ISLAMABAD: in order to offer more incentives for oil refineries as part of the Finance Bill 2021-22, Minister for Energy Hammad Azhar has requested the Minister for Finance and Revenue Shaukat Tarin for a meeting to deliberate on the matter.
According to sources, following to a meeting of Hammad Azhar and Special Assistant to Prime Minister (SAPM) on Energy Tabish Gauhar with chief executive officers (CEOs) and managing directors of all five refineries, the Petroleum Division has called for a meeting.
As per details, the Petroleum Division, in consultation with refineries, has formulated an incentive package for investment in up-gradation and sustainable operation of existing refineries as well as to attract investment in new state of the art deep conversion integrated refineries.
It is pertinent to mention here that a draft incentive package was earlier prepared after extensive deliberation between the stakeholders, with the commitment of refineries for upgradation within five years to produce environmental friendly Euro-V spec products and reduce furnace oil production. After this duration, refineries will be in a position to operate at optimal capacity with technological enhancement, which will result in forex saving.

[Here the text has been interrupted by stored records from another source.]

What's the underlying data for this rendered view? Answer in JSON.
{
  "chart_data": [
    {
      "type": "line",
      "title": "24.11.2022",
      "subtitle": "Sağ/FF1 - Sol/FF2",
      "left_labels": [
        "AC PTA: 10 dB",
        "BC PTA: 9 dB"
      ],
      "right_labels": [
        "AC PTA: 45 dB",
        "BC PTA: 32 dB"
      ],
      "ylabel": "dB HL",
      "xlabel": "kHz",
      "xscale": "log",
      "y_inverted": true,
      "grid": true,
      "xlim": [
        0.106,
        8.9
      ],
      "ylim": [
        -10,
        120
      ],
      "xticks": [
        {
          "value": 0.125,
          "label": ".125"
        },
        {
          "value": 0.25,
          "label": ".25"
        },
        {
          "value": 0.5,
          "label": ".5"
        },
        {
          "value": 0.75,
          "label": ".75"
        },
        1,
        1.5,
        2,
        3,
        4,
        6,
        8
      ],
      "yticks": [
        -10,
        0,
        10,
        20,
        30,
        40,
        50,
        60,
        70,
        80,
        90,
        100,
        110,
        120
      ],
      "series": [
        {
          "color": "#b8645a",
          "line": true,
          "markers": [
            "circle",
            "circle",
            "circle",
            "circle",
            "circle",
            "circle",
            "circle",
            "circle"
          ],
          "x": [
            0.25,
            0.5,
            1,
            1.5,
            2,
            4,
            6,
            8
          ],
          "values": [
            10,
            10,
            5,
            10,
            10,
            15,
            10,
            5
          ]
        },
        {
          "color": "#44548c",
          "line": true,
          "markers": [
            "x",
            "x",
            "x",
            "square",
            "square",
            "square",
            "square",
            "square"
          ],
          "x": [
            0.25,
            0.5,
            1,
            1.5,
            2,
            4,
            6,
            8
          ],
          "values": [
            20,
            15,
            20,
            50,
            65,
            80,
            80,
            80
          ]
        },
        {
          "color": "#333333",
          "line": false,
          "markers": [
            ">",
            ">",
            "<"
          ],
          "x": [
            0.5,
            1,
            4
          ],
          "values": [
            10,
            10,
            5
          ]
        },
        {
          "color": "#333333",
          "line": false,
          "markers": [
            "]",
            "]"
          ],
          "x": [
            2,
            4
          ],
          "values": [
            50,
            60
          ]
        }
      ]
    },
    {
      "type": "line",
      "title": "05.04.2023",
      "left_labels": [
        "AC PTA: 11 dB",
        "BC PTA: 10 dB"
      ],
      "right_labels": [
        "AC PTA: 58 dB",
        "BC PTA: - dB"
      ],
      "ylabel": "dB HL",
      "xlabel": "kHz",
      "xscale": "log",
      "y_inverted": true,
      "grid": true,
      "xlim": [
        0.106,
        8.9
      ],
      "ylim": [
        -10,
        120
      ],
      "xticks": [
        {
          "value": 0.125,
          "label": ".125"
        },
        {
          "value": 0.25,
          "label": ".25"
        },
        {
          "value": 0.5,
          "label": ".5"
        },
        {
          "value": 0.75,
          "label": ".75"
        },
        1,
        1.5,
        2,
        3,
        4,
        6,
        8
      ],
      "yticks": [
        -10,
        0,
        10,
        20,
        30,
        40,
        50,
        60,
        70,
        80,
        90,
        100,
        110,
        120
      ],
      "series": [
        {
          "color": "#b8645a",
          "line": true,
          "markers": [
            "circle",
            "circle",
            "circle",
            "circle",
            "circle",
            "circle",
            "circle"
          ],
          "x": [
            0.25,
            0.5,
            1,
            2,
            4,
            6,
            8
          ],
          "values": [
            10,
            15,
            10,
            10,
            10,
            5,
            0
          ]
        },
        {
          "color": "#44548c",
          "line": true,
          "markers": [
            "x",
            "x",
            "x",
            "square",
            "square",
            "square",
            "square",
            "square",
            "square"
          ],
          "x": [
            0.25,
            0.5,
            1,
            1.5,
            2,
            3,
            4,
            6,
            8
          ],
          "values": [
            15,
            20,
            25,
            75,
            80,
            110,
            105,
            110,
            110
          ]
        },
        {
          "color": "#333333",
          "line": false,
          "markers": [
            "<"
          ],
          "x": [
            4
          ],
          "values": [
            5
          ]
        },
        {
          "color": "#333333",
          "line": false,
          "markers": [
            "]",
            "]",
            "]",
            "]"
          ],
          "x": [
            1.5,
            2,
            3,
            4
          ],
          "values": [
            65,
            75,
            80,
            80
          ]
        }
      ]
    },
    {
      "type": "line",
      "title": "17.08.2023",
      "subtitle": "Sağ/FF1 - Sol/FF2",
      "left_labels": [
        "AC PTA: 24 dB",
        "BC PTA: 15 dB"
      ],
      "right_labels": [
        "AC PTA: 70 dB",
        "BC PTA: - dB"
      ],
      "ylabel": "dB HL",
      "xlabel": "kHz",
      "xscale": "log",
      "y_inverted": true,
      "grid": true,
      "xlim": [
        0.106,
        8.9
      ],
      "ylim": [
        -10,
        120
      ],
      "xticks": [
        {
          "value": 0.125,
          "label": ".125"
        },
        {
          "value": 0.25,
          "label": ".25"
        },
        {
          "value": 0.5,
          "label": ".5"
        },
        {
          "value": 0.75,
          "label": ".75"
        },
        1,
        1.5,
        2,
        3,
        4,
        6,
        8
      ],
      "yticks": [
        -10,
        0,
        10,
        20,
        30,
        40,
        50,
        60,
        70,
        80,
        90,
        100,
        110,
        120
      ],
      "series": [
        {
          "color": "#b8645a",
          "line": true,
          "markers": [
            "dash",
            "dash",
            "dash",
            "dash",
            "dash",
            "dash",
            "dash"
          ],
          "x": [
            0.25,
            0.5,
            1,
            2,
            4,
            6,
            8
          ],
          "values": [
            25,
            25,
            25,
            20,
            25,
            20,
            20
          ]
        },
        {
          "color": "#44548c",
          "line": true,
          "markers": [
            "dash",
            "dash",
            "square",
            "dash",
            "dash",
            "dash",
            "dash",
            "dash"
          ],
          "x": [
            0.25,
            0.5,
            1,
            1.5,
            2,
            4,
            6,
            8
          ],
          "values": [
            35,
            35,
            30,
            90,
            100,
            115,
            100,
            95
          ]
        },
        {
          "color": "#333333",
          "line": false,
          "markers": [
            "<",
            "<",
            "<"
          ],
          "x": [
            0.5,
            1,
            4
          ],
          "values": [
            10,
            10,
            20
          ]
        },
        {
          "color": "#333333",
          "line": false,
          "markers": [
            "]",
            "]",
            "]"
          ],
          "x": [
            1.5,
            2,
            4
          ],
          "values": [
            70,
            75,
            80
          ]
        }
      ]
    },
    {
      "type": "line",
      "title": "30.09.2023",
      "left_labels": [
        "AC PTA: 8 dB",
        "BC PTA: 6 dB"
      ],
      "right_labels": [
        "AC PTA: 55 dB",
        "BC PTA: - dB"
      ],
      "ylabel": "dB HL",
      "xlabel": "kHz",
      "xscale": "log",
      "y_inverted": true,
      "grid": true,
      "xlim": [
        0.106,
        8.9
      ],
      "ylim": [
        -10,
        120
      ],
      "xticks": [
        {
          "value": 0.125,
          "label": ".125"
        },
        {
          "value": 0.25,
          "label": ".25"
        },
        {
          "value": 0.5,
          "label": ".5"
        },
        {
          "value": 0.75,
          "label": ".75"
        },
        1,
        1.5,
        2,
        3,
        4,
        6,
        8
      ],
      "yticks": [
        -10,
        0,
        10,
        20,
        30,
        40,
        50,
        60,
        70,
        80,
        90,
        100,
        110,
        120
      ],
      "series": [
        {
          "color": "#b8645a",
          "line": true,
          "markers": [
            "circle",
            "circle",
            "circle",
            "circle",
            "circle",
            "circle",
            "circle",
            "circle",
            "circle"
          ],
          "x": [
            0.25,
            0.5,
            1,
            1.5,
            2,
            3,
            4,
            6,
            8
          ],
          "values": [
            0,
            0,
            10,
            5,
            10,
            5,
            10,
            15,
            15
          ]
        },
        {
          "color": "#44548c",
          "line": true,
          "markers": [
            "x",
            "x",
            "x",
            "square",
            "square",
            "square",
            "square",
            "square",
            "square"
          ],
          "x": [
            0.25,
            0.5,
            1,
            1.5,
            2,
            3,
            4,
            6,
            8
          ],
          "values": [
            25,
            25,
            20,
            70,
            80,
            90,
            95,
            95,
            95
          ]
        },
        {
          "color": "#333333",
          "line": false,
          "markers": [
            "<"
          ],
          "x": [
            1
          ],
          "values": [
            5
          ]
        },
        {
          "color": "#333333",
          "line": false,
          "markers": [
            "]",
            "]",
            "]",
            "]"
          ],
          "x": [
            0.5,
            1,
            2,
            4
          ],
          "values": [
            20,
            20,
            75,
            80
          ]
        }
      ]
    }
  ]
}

The Petroleum Division has formulated a draft policy titled ‘Pakistan Refining Policy’ for the survival and up-gradation of existing refineries as well as to improve end product specifications to Euro-V and attracting new state of the art deep conversion refineries. The said draft policy contains government’s fiscal support and tariff protection formula
Currently, Pakistan’s oil refining capacity is about 20 million tonnes per annum. About 60 per cent of the country’s requirements of diesel and 30pc of petrol are met by local refineries. The rest is imported as refined products.
Four out of five refineries operating in Pakistan are using mostly old technology and even the fifth one, PARCO, is now more than two decades old.